Pruning with Connor Book, CCOVI Brock Student
As we shift our gaze up the snowy hillside, we see a lone figure in full winter gear, working his way along a vineyard row. Say “hi” to Connor Book, a soon-to-be graduate of Brock University’s Cool Climate Oenology and Viticulture Institute programme (CCOVI). Connor’s in his third year with Malivoire and today he’s one of a team spreading out to prune more than 25 hectares (or more than 60 acres) of vineyards...which is about 87,000 vines – each personally handled with care!
Let’s get to know Connor a little better with 3 quick questions...
1. Connor, you just came back from a student-placement in British Columbia, what did you enjoy the most about it?
Answer - You can't go to the Okanagan Valley without talking about the mountains and the views. Every direction you looked there would be vineyards, wineries or mountains. I tried to go to as many wineries as possible and sample as much wine as I could to compare it to the wines here in Niagara, so that was a lot of fun. As for my actual placement at Burrowing Owl, it was an awesome place to work. I learned so much from the winemaking team and they were great at showing me how everything was done since this was my first harvest.

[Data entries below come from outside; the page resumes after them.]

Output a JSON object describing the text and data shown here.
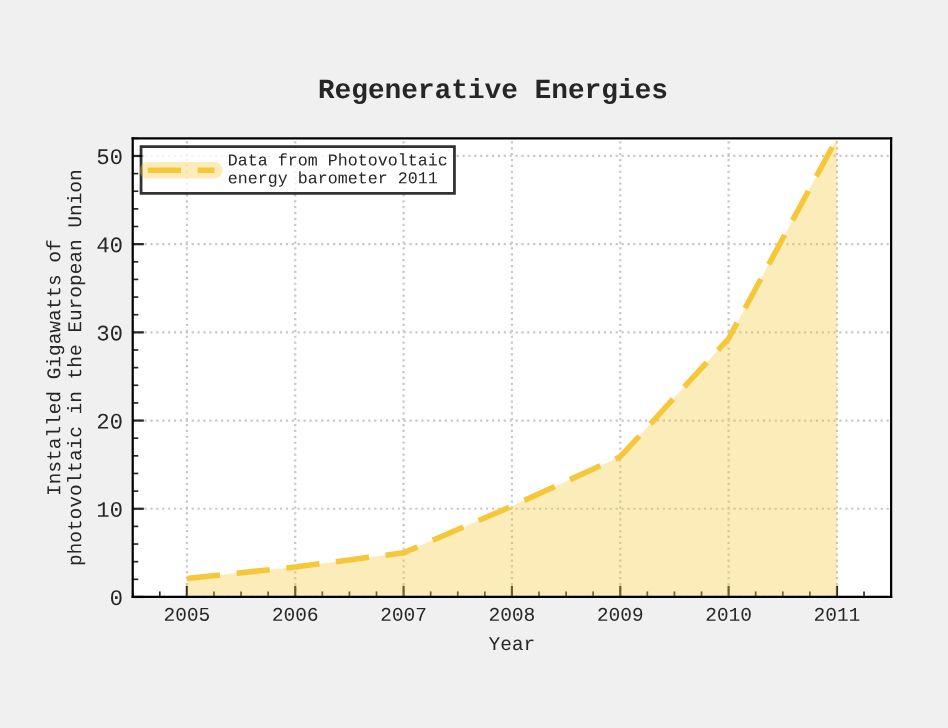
{
  "chart_data": {
    "type": "area",
    "title": "Regenerative Energies",
    "xlabel": "Year",
    "ylabel": "Installed Gigawatts of\nphotovoltaic in the European Union",
    "x": [
      2005,
      2006,
      2007,
      2008,
      2009,
      2010,
      2011
    ],
    "series": [
      {
        "name": "Data from Photovoltaic\nenergy barometer 2011",
        "color": "#f5c83a",
        "values": [
          2.1,
          3.4,
          5.0,
          10.3,
          15.9,
          29.3,
          52
        ]
      }
    ],
    "xlim": [
      2004.5,
      2011.5
    ],
    "xticks": [
      2005,
      2006,
      2007,
      2008,
      2009,
      2010,
      2011
    ],
    "ylim": [
      0,
      52
    ],
    "yticks": [
      0,
      10,
      20,
      30,
      40,
      50
    ],
    "grid": true,
    "legend": "top left",
    "line_style": "dashed",
    "marker": "none"
  }
}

2. What is the most challenging thing for you during the pandemic?
Answer - The pandemic will definitely make completing my thesis a bit more difficult. I've just started getting into it and trying to organize meetings. Figuring out how to safely work in the labs at Brock adds some complexity to it.
3. Do you like pruning and why, either way?
Answer - Pruning is one of my favourite jobs in the vineyard. It's been quite cold lately but I prefer the cold over the 40-degree humidity of last summer. It gives me a nice break after the craziness of harvest and lets me go back to listening to podcasts and not having to work 12-hour days. It's a good place to clear your head and just focus on the vine in front of you, because if you look around, there probably isn't anyone nearby.
Note: These pictures were take just before the snowfall.